Sr. Site Reliablity Engineer - Billing PlatformApply
Twilio's Billing Platform captures, stores, and processes global event data reliably at scale, and makes this data available to Twilio and the market for a large set of products and services.
About the job:
As a Senior SRE, you will be a core contributor and face some of the most complex challenges in distributed data systems at scale.
- Create a resilient and highly operable production environment with 24x7 availability, high performance, scalable and zero downtime releases in AWS environment.
- Manage large MySQL database clusters and NoSQL systems such as Redis, DynamoDB, and Cassandra.
- Manage regional deployments and set up disaster recovery of Kafka data pipelines, systems and stores in AWS environment.
- Collaborate with Engineers to create a continuous delivery environment and processes.
- Instrument and monitor the health and availability of services, with fault detection, alerting, triage and recovery (automated and manual).
- Work closely with Twilio’s cloud infrastructure, orchestration, and security teams to help implement company-wide security and operability initiatives and to provide tooling requirements.

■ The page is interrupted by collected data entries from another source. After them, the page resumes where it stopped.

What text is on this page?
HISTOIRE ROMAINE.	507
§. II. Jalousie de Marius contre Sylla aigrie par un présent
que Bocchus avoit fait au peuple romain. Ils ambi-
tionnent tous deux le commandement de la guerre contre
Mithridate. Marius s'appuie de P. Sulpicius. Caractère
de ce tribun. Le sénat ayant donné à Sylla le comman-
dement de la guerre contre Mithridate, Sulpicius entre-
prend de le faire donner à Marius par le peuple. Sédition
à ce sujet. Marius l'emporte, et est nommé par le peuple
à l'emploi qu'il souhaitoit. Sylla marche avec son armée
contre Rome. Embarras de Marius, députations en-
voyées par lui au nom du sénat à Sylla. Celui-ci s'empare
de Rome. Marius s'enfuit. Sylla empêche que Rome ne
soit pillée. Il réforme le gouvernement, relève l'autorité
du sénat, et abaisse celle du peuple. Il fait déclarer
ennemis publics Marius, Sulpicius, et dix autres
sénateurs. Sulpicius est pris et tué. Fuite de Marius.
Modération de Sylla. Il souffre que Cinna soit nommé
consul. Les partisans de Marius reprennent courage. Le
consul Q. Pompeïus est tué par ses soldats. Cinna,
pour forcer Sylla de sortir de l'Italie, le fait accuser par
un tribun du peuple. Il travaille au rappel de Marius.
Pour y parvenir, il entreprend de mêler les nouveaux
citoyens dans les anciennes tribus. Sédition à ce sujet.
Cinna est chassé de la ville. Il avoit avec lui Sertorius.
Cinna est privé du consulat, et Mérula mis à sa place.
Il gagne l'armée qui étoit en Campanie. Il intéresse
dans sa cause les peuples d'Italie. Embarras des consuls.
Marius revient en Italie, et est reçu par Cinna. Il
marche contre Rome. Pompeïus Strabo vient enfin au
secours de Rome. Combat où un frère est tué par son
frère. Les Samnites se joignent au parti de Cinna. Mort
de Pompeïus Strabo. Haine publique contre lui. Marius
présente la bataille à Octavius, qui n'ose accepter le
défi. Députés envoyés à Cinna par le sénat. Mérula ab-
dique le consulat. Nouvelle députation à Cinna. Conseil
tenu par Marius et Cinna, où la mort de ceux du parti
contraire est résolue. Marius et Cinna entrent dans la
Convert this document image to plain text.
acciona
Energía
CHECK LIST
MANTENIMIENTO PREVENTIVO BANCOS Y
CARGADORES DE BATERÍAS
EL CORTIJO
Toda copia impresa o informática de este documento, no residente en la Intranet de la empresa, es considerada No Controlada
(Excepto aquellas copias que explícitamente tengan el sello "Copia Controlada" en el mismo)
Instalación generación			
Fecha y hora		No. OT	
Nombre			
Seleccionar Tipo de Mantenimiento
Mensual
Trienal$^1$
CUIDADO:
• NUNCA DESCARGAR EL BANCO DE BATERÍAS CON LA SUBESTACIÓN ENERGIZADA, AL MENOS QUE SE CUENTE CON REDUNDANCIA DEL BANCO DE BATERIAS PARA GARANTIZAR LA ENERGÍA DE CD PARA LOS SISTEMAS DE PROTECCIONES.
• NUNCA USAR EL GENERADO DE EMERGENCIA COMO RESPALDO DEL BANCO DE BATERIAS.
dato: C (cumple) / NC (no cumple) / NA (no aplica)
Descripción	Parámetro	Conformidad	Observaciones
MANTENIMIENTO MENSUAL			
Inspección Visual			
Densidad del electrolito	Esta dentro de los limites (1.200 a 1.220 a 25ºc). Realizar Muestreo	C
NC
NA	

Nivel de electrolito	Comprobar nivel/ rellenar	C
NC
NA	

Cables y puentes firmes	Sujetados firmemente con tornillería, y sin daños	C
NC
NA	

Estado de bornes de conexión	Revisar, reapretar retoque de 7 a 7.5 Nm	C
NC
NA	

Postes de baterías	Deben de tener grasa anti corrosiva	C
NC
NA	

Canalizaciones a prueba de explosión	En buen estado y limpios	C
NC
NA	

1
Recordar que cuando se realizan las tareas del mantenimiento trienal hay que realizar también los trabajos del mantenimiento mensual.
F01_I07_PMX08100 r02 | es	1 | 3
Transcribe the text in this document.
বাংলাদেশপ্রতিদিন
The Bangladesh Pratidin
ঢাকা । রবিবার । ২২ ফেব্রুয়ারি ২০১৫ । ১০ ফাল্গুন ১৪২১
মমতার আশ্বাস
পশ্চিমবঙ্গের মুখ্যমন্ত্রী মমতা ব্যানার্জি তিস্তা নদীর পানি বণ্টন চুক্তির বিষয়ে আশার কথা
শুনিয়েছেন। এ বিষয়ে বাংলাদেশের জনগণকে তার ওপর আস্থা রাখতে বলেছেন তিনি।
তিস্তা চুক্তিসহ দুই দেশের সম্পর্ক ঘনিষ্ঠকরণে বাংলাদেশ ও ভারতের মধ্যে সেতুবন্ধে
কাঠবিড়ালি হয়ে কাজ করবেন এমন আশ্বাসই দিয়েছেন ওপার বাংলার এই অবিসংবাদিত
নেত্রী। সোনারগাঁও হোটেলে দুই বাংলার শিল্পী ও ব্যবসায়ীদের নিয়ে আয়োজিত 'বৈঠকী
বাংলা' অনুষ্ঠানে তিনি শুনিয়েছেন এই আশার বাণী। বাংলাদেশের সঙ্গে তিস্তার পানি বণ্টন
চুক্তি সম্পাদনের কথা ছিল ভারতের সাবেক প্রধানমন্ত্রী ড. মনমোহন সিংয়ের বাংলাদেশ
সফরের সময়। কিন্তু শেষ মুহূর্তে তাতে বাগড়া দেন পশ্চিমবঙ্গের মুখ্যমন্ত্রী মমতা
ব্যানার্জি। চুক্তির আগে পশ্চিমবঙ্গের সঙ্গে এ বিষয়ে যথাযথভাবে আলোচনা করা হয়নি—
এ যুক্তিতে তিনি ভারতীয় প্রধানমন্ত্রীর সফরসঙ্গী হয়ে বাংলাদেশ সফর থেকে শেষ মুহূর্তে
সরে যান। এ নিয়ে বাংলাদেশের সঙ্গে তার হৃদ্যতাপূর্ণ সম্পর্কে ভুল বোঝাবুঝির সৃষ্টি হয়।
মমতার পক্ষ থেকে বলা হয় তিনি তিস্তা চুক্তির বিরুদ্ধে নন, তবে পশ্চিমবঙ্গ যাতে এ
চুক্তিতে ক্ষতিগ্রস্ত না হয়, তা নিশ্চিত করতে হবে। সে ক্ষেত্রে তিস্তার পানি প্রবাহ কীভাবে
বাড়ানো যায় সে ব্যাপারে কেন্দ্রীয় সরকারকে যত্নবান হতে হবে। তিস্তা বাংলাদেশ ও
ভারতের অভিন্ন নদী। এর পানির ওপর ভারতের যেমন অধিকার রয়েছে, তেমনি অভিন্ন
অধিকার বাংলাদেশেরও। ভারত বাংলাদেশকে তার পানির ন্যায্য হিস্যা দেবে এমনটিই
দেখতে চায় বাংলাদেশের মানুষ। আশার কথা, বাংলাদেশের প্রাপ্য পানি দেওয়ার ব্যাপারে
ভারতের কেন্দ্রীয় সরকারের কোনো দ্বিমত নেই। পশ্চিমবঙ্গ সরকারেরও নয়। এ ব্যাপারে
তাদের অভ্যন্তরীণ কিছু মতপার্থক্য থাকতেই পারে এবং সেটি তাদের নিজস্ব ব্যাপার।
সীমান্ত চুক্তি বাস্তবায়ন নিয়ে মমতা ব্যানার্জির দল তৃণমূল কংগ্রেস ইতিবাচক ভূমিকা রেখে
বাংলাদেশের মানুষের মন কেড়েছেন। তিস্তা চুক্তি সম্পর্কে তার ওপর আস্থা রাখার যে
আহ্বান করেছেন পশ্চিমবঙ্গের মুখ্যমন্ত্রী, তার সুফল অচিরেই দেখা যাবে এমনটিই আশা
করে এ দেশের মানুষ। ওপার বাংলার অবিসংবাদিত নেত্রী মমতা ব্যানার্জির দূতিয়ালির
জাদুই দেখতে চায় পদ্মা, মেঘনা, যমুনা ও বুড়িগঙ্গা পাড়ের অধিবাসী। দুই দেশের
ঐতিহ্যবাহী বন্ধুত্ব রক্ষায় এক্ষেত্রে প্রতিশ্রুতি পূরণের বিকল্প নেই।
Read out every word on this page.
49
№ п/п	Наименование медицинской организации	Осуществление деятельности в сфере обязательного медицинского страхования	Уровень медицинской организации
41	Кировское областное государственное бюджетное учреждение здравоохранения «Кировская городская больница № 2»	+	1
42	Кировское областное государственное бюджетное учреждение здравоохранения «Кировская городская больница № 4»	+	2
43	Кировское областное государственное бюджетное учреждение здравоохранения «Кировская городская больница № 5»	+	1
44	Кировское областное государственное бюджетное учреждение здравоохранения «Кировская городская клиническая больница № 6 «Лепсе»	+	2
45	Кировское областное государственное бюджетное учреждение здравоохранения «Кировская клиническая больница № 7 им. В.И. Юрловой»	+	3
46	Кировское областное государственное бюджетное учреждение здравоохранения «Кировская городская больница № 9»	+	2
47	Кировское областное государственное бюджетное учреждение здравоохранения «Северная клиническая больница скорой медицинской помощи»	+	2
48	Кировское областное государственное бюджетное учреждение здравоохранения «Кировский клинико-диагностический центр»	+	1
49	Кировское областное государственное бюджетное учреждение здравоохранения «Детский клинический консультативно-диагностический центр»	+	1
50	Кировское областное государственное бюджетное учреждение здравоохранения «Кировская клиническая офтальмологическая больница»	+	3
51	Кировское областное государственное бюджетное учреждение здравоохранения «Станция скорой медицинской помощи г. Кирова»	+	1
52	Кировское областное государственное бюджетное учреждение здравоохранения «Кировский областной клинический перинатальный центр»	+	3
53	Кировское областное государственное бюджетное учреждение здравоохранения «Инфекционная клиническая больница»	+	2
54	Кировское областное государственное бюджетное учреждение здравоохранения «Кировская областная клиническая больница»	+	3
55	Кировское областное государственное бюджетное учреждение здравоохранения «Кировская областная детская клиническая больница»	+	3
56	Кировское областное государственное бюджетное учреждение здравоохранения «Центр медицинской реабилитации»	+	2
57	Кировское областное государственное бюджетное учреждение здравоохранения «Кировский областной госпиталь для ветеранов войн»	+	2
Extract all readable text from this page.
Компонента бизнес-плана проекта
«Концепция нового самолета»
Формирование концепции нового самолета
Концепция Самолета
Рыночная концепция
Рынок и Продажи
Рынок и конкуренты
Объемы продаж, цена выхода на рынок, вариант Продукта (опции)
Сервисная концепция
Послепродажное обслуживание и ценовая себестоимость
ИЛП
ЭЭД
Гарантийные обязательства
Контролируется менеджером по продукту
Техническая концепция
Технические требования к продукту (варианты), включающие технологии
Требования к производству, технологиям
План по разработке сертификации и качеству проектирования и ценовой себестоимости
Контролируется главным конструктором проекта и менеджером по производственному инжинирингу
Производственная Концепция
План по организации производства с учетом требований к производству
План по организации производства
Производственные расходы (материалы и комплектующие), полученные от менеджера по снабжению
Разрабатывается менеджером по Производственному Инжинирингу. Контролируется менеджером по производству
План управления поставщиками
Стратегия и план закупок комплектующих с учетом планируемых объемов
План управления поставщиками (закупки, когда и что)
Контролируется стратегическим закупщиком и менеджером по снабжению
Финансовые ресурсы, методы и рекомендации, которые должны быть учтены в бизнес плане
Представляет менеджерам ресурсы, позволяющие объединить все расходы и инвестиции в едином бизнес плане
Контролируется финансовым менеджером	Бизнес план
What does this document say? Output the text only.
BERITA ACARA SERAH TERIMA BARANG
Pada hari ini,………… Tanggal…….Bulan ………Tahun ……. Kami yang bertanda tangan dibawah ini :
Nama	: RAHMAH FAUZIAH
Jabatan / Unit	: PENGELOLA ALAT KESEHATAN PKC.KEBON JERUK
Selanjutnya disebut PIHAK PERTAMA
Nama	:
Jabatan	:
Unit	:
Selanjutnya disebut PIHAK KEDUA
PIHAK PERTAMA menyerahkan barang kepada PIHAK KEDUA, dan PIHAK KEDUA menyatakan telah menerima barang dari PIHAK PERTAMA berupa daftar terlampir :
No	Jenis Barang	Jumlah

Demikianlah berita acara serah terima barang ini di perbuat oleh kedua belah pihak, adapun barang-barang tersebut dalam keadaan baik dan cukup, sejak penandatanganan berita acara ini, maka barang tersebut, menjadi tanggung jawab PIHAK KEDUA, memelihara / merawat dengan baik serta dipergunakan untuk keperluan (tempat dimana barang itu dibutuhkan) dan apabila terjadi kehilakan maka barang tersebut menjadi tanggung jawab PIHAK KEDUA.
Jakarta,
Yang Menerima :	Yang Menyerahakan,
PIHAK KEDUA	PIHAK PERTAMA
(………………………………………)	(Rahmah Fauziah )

- Performance manage (with benchmarking and monitoring of vital metrics), capacity plan, and resolve performance problems affecting service levels.
- Write scripts and runbooks to automate procedures.
- Enable auto-scaling.
- Your background will be that of Senior Engineer who has had considerable experience in a highly-complex technical operations environment with cloud-based services.
- Minimum 5+ years experience building complex distributed systems. In this role, you focused on reliability, high-availability, performance, scalability, capacity planning, backup and recovery, business continuity planning and automation of everything.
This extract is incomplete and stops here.